Of course I frequently miss things and respond incorrectly, and I’ve sometimes closed Twitter after the third random request for prayer in a row because I had opened Twitter for mindless reading, not lengthy intersessions.

But I have somehow so changed my interaction with this funny medium that I didn’t hesitate to respond to a random Tweet as if it were a serious personal question from my spiritual director.

I felt no shame in my fast admission that I have no concept of how much God delights in me. After all, it seems likely that there are very few who actually grasp this, and there is no advantage in me pretending to be what I am not.

But then, when @sayochia surprised me by responding equally seriously I realized for a moment how much is bound up in that truth and subsequently in whether or not one could possibly hold it for a time.

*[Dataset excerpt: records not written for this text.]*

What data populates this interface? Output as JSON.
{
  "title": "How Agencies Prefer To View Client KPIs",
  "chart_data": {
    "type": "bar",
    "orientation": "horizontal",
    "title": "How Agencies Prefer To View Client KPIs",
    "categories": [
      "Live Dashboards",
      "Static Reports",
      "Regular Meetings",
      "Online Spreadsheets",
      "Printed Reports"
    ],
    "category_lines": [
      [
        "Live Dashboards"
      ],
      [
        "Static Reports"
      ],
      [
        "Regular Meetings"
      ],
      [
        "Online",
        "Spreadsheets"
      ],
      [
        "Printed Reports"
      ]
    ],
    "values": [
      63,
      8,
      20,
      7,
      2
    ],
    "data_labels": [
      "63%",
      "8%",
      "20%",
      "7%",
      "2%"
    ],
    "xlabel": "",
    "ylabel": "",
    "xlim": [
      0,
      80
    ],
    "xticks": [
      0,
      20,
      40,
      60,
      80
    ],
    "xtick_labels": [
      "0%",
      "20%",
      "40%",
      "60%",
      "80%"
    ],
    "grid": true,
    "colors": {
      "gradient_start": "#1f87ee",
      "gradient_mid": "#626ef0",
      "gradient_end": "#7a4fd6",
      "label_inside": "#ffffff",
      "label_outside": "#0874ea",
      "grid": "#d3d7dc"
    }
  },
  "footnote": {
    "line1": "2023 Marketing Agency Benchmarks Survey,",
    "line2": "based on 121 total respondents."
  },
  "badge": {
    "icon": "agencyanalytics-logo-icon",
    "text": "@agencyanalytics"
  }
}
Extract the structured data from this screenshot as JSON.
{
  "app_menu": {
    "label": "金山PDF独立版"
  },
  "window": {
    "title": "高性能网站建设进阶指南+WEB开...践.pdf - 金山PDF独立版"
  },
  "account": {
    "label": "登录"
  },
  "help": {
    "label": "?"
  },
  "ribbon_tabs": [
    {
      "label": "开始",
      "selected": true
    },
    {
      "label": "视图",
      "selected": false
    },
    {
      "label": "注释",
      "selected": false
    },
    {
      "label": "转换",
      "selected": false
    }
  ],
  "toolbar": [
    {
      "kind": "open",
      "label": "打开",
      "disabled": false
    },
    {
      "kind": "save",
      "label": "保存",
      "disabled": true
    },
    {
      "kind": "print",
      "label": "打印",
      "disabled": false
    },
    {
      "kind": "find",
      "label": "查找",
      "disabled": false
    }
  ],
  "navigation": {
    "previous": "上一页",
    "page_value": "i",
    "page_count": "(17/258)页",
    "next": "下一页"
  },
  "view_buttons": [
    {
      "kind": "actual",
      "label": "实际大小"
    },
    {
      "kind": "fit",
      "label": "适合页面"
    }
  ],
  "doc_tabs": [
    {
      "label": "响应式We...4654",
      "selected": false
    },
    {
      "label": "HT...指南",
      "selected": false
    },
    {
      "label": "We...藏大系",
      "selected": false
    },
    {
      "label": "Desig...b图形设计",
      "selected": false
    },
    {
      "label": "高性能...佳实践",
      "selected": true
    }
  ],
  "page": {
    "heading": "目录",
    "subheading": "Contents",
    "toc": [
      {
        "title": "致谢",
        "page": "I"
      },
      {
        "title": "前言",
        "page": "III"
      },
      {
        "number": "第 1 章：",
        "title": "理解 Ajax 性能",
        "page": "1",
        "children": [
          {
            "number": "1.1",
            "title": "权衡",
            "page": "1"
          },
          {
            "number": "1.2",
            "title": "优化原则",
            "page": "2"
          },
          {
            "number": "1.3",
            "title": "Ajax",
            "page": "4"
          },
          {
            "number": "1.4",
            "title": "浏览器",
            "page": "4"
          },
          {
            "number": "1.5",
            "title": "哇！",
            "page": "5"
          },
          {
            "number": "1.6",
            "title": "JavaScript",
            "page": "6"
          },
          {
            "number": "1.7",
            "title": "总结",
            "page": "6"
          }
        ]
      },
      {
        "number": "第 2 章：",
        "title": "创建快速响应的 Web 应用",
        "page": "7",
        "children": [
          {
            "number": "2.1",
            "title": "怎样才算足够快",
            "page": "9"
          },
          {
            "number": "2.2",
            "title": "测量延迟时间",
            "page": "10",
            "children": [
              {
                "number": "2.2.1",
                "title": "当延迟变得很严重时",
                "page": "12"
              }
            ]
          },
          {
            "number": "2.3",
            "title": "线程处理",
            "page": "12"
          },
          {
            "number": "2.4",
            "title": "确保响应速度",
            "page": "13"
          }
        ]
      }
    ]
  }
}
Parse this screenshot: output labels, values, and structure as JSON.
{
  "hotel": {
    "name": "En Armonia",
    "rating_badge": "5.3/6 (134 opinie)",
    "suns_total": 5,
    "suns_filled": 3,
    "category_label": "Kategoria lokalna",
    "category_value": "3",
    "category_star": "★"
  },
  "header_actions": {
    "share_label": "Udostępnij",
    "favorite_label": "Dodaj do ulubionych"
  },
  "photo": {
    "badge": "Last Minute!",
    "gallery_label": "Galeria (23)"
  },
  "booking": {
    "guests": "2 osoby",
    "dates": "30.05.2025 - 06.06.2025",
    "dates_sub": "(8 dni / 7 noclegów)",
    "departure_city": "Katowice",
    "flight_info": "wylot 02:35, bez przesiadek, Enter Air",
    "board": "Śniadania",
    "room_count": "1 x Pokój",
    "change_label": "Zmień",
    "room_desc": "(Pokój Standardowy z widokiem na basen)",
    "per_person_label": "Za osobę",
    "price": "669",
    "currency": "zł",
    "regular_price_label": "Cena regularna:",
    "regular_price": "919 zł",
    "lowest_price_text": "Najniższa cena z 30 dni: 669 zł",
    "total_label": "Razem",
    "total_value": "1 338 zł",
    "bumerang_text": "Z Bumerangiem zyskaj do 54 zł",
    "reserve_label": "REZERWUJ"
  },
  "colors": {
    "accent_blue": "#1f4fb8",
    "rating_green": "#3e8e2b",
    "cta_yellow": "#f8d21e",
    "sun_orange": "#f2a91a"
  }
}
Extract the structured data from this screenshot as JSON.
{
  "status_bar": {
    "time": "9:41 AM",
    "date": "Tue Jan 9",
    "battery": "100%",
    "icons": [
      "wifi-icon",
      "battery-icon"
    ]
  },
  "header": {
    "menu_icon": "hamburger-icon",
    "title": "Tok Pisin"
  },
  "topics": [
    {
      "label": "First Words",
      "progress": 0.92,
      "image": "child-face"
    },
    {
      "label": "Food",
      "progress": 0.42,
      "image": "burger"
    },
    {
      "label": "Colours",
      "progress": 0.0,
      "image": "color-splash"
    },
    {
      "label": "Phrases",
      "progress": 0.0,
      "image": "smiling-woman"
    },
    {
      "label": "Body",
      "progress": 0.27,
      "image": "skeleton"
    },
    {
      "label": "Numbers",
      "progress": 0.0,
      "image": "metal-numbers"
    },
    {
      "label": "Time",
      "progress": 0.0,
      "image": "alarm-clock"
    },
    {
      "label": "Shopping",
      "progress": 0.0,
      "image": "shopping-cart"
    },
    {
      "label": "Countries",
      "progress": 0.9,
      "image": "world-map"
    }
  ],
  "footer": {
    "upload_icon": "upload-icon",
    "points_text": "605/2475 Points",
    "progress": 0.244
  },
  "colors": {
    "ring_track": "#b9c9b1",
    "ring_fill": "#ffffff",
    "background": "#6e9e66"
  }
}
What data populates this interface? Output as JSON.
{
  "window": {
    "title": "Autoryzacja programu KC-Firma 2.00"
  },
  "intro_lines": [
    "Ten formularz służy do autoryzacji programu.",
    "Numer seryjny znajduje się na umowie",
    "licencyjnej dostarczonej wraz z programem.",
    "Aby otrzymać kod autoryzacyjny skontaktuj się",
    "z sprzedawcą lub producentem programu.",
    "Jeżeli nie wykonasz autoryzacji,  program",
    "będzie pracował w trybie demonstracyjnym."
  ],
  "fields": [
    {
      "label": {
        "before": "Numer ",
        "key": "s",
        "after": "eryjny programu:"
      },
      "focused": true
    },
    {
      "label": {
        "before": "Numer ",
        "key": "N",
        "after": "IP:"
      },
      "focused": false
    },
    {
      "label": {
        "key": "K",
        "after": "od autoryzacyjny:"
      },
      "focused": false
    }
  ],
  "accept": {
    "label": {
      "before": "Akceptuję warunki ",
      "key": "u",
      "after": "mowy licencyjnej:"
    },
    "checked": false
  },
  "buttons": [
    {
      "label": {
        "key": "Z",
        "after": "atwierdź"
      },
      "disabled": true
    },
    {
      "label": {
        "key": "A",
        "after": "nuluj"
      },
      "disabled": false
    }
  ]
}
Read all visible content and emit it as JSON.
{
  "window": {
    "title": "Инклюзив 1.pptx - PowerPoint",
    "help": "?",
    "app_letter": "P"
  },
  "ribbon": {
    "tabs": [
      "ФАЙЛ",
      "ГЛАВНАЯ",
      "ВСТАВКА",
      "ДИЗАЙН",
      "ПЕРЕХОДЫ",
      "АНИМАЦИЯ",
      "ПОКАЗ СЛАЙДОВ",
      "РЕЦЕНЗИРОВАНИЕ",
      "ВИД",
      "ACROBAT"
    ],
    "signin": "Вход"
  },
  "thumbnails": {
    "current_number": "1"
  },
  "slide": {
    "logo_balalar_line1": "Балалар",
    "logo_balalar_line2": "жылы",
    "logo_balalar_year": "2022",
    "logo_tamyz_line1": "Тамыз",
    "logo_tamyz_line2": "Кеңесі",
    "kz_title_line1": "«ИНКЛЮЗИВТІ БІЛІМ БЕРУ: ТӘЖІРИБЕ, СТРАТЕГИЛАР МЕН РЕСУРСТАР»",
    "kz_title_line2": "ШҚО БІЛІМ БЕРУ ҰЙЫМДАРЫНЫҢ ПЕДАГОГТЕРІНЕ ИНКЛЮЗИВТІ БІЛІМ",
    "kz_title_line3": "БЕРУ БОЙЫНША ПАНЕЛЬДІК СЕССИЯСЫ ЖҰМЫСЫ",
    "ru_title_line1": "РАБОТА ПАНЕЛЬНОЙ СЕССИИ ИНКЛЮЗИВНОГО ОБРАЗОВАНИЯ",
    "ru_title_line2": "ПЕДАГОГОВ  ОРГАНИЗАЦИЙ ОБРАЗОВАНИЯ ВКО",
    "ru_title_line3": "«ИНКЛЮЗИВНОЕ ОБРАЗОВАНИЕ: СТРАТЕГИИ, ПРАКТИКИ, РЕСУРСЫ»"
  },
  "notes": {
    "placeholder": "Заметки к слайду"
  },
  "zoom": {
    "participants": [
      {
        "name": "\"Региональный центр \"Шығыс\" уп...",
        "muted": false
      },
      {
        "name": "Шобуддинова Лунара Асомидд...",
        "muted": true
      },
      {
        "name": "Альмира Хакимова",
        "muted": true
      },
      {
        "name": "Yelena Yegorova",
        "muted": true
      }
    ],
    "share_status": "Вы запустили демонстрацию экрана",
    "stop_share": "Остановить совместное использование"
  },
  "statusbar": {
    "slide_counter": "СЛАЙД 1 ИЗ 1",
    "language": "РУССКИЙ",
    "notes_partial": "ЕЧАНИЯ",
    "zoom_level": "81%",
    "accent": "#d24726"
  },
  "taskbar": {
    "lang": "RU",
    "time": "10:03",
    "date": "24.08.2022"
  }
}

I struggled profoundly with Lent this year because II was cut off from the sacraments and liturgy that I so desperately need. But it was perhaps a greater problem that when I did encounter God in those few moments of silence I was faced with the simple fact that I cannot Drink the Cup. Jesus, the Crucified, is just one of the objects of my wishes and desires. The world is drowning in sorrow and I have no reason to think that God will wish to wipe any of it away in my time and understanding. I have not been called to hope in God’s merciful intervention but to calmly accept the grace of a love which may mean the most profound of human pain.

There was a brief moment on Good Friday when I almost had my answer and almost accepted it all. But it was fittingly fleeting for that dark day.

And now I am gloriously faced with the solemn knowledge that the lives of all those I love would be so completely different if only we were aware, if only I knew, how much God delights in us.

The truth that I must desire only Jesus and to bear his cross with joy, and the truth that God delights in me seem contradictory in a superficial way. Still it is clear that I will only ever hold both or neither.

I have nothing, or, more correctly, I know nothing in the truest sense, but perhaps somehow I will learn the hope of emptiness from all of this. Someday.

The Soul

2 comments


  1. Mark S.

    I think there is truth in pondering that we live within the heart of the Father, that his love, any love really, is not to understand so much as to embrace without reservation. The older I get the less I know and the more at peace I am with this fact. I feel compelled to embrace the love and in the embrace I love in return.

  2. I am not sure I can tell you how much I “get” this.

    This, specifically: “I have not been called to hope in God’s merciful intervention but to calmly accept the grace of a love which may mean the most profound of human pain.”